He wrapped himself up in a larvae to get himself together.
He blossomed into a butterfly thats always trying to do better
Saturday, July 11, 2015
Its So Hard
Its hard living in a world where people only focus on the mediocre things
Instead of striking so hard like a bumble bee sting
Try figuring out why did the cage birds sing
In a world where we scream for power
We hate each other so much there's blood shed every hour
And for what?
We scream bloody murder when things go left in conversation
Instead of raising hell why not try coming together and being a nation
Its so hard to see my black people try to hurt stab and kill each other
Why can't we just get along and love one another
But everything that goes on it clutters in your head
Going to sleep in a bed wishing that you were dead
Its so hard its so hard out there to be me
So much for that perfect all american dream
Wednesday, July 8, 2015
Limited Edition
I'm trapped in this box where I can't get out
I want to see what the worlds about
But how can you live when society judges you for being you
They say be yourself and we will love you for it but instead they criticize misuse and abuse with their views or powers
I've been wrapped up in a box all of my life because I believed what society thought I should be
You are dark skinned, you have big lips, you are too smart, you are too ugly, you are too opinionated, I'm too much of everything and it gets annoying
I'm me, unapologetically. I never cared what anyone thought of me
It hurts and it still hurts from those words I hear daily.

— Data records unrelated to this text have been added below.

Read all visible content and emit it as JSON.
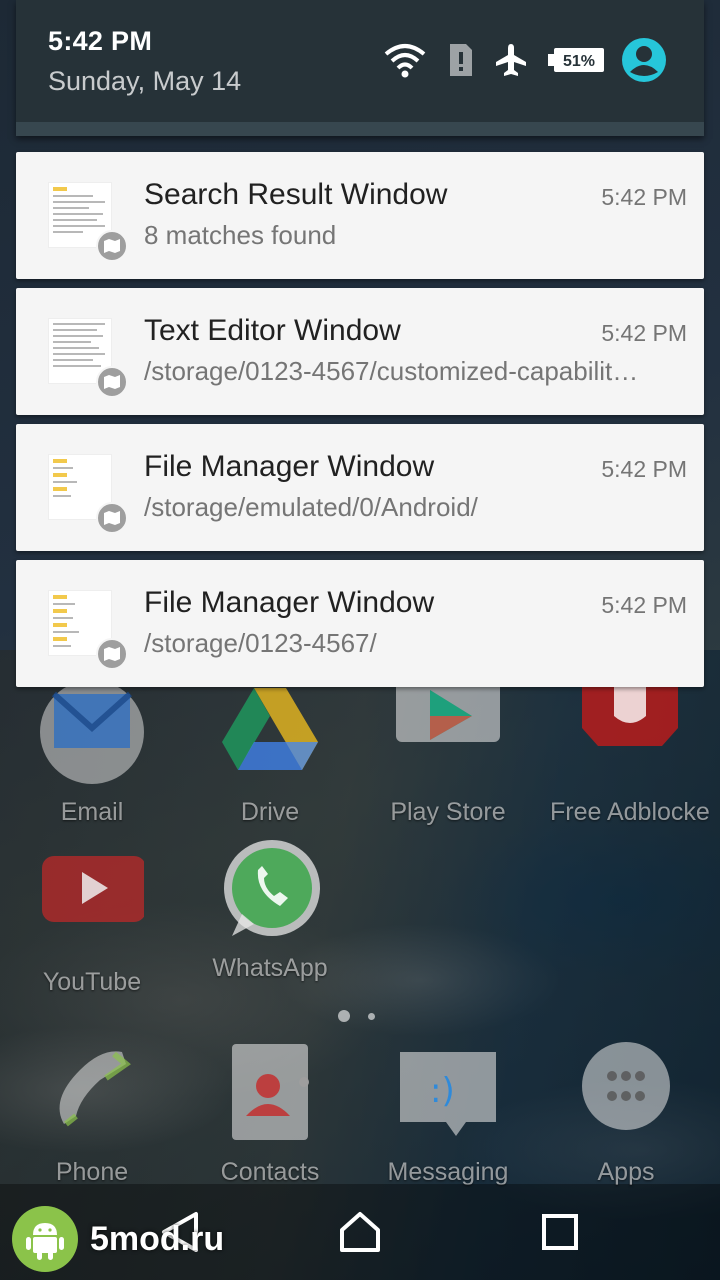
{
  "status_bar": {
    "time": "5:42 PM",
    "date": "Sunday, May 14",
    "battery_level": "51%",
    "icons": [
      "wifi-icon",
      "no-sim-icon",
      "airplane-mode-icon",
      "battery-icon",
      "account-icon"
    ],
    "account_color": "#26c6da"
  },
  "notifications": [
    {
      "title": "Search Result Window",
      "text": "8 matches found",
      "time": "5:42 PM"
    },
    {
      "title": "Text Editor Window",
      "text": "/storage/0123-4567/customized-capabilit…",
      "time": "5:42 PM"
    },
    {
      "title": "File Manager Window",
      "text": "/storage/emulated/0/Android/",
      "time": "5:42 PM"
    },
    {
      "title": "File Manager Window",
      "text": "/storage/0123-4567/",
      "time": "5:42 PM"
    }
  ],
  "home_apps": [
    {
      "label": "Email",
      "icon": "email-icon"
    },
    {
      "label": "Drive",
      "icon": "drive-icon"
    },
    {
      "label": "Play Store",
      "icon": "play-store-icon"
    },
    {
      "label": "Free Adblocker B",
      "icon": "adblocker-icon"
    },
    {
      "label": "YouTube",
      "icon": "youtube-icon"
    },
    {
      "label": "WhatsApp",
      "icon": "whatsapp-icon"
    }
  ],
  "dock_apps": [
    {
      "label": "Phone",
      "icon": "phone-icon"
    },
    {
      "label": "Contacts",
      "icon": "contacts-icon"
    },
    {
      "label": "Messaging",
      "icon": "messaging-icon"
    },
    {
      "label": "Apps",
      "icon": "apps-icon"
    }
  ],
  "navigation": {
    "buttons": [
      "back-icon",
      "home-icon",
      "recents-icon"
    ]
  },
  "watermark": {
    "text": "5mod.ru",
    "logo_color": "#8bc34a"
  }
}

No one could ever feel my pain
No one could ever understand what I had to gain to get to where I am today
I was never good enough for man to date look at or befriend
I had to grow up family not really caring for you
I had to live thinking how am I going to make it to take care of my mom and I while I'm in school
Noone cares to know how dark I was in when I was hurt and molested by someone I thought was my role model
No one truly knows what it was like to be in a abusive relationship
So I am who I am because I had to be strong
I'm not just an ordinary action figure
I'm a limited edition
Wrapped nicely in a golden box
For I'm a warrior fearfully and wonderfully made.
The Door
There was this open that lead into my mind
Taking it years back into the land of the time
Where I was happy
Life was great, I felt great, and the passion burned deep in my heart..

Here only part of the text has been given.